Em comentário anterior abordamos o problema do conflito entre frigoríficos e produtores sobre rendimento de carcaça. Dissemos que esse fato se agrava quando a relação entre preço pago ao produtor e valor da arroba reconstituído com base nos preços de venda dos componentes da carcaça (traseiro, dianteiro e ponta de agulha) diminui. É a primeira reação do frigorífico para compensar a diminuição de seu lucro ou o aumento de eventuais perdas. Eventuais perdas fazem parte do risco de mercados regidos pela famosa lei da oferta e procura. É claro que nenhuma empresa opera para acumular perdas. O que deve ser ajustado é o preço pago e não o rendimento de carcaça, pois o preço é ou deveria ser resultante de negociação, seja pontual ou através de contrato, onde as partes são livres para decidir. Uma vez acertado o preço, qualquer subterfúgio, como diminuir o rendimento de carcaça, é uma atitude condenável e deveria ser caracterizado como delito (lamentavelmente alguns consideram esperteza).
Em mercados livres, os ajustes tendem a ocorrer espontaneamente no curto e médio prazos. No caso da cadeia da carne bovina isso parece não ocorrer ou ocorre de uma maneira precária por problemas relacionados à própria cadeia. Ao invés de procurar resolver esses problemas de maneira transparente, tomam-se atitudes que tendem a aumentar a intensidade dos conflitos. Notícias dessa semana relatam reuniões de frigoríficos para estabelecer preços limites a ser pagos ao produtor, o que caracterizaria formação de cartel que aparentemente é ilegal e passível de sofrer as penas da lei. Em mercado livre e competitivo, cada um deve pagar aquilo que tem condição de repassar. Quem paga a mais vai ou deveria sofrer as conseqüências, isto é, ser alijado do mercado. A formação de cartel caracteriza cumplicidade e desonestidade de propósitos, sendo um fator gerador de conflitos dentro de qualquer cadeia de produção.
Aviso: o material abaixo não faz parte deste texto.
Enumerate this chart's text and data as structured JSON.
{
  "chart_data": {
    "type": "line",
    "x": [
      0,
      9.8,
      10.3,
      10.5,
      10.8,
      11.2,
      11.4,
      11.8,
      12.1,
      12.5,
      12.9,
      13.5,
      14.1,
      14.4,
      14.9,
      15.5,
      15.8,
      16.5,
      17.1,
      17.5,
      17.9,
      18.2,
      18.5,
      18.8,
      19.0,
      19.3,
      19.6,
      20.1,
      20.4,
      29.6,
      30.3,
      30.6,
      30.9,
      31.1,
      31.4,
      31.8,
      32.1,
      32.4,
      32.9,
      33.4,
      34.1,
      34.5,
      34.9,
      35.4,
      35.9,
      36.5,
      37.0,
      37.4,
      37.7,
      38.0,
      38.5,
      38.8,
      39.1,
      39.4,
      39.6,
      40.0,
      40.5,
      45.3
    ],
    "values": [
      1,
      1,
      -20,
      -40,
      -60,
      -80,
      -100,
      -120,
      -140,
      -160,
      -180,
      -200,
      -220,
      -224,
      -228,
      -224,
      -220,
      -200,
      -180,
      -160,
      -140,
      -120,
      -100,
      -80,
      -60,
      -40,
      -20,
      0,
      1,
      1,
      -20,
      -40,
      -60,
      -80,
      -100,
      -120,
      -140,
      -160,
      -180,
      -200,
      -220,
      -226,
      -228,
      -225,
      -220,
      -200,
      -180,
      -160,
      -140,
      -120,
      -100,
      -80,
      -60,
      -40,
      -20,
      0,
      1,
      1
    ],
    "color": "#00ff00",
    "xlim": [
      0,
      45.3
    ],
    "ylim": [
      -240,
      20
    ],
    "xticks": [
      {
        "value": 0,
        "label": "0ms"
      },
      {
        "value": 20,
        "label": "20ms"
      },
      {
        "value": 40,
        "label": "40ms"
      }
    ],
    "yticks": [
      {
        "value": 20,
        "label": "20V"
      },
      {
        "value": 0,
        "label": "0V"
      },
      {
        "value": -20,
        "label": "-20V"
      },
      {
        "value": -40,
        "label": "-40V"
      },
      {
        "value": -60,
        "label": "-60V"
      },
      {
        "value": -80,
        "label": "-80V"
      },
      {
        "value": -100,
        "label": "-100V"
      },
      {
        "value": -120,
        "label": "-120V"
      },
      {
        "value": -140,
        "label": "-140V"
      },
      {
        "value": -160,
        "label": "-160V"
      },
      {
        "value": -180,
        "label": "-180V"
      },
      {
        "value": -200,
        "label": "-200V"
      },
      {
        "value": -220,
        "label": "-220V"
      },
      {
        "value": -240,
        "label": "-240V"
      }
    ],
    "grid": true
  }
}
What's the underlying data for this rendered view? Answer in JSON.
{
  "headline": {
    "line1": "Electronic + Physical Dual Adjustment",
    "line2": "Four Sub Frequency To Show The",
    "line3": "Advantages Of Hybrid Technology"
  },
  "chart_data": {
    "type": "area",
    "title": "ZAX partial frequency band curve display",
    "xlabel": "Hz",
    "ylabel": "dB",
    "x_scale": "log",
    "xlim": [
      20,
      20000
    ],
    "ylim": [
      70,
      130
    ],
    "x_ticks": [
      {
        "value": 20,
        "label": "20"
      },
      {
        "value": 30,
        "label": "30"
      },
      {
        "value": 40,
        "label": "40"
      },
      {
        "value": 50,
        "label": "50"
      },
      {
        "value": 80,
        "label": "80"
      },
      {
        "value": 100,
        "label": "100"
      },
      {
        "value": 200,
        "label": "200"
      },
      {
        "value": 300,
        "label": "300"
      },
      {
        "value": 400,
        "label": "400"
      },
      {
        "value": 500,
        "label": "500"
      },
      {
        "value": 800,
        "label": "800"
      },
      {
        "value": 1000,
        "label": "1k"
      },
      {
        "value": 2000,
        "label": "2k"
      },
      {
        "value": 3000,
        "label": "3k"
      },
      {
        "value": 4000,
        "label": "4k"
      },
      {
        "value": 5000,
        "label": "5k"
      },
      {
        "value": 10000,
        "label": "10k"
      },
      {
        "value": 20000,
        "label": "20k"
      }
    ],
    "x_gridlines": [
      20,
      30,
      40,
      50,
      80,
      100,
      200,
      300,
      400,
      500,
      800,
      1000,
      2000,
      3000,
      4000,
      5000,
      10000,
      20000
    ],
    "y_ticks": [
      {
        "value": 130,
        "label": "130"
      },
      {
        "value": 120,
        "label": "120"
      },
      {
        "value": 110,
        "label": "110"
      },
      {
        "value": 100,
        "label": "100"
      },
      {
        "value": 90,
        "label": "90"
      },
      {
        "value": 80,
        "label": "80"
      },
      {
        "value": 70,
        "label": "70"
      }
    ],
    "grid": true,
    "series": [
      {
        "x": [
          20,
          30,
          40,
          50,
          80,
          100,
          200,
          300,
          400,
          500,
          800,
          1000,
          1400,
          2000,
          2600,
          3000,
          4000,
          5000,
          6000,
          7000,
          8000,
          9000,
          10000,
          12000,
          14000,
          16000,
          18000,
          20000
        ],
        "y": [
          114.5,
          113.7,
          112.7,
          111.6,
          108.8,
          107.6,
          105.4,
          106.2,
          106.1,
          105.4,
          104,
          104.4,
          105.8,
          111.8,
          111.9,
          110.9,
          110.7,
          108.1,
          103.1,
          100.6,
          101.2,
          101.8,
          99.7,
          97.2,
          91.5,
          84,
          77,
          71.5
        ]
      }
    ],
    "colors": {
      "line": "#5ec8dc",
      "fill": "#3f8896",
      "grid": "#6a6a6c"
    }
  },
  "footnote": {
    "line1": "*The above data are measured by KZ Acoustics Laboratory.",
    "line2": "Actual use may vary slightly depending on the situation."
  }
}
De alguma maneira era previsível que após a superação dos surtos de aftosa, o retorno do Uruguai e da Argentina ao mercado mundial de carne bovina teria algum reflexo nos preços, tanto externos como internos, pois a oferta seria aumentada e logicamente canais de comercialização seriam explorados. Além desse aumento de oferta, a redução do consumo de carnes por problemas de hábito (carne vermelha na Quaresma e Semana Santa) ou de diminuição de renda (todas as carnes), é outro fator complicador ocorrendo justamente na época de início de safra de carne bovina. Para complicar ainda mais aconteceu a crise econômica Argentina (previsível ou não?).
Sendo previsível o que foi dito acima, porque as lideranças do setor produtivo não propuseram e exigiram das autoridades e componentes da cadeia produtiva uma política para atenuar os efeitos deletérios que já estão acontecendo. Frigoríficos parecem estar usando a importação de carne da Argentina como uma arma para reduzir os preços internos a níveis mais baixos do que seriam razoáveis. Por sua vez, entidades nacionais estão propondo aos produtores boicote à exportação e ao “Brazilian Beef”.
“Talvez” a euforia causada pelo bom desempenho do setor de carnes em 2001 tenha dificultado uma análise mais crítica e preventiva do que poderia acontecer nesse início de 2002. Os integrantes da cadeia da carne bovina precisam mostrar maturidade e tratar de fazer um pacto visando diminuir os prejuízos e eventual desestruturação da produção e comercialização de carne no Brasil.
Vamos aproveitar a crise para melhorar de fato o relacionamento entre os componentes da cadeia da carne e caminhar em direção à exploração eficiente do nosso imenso potencial de produção de carne bovina.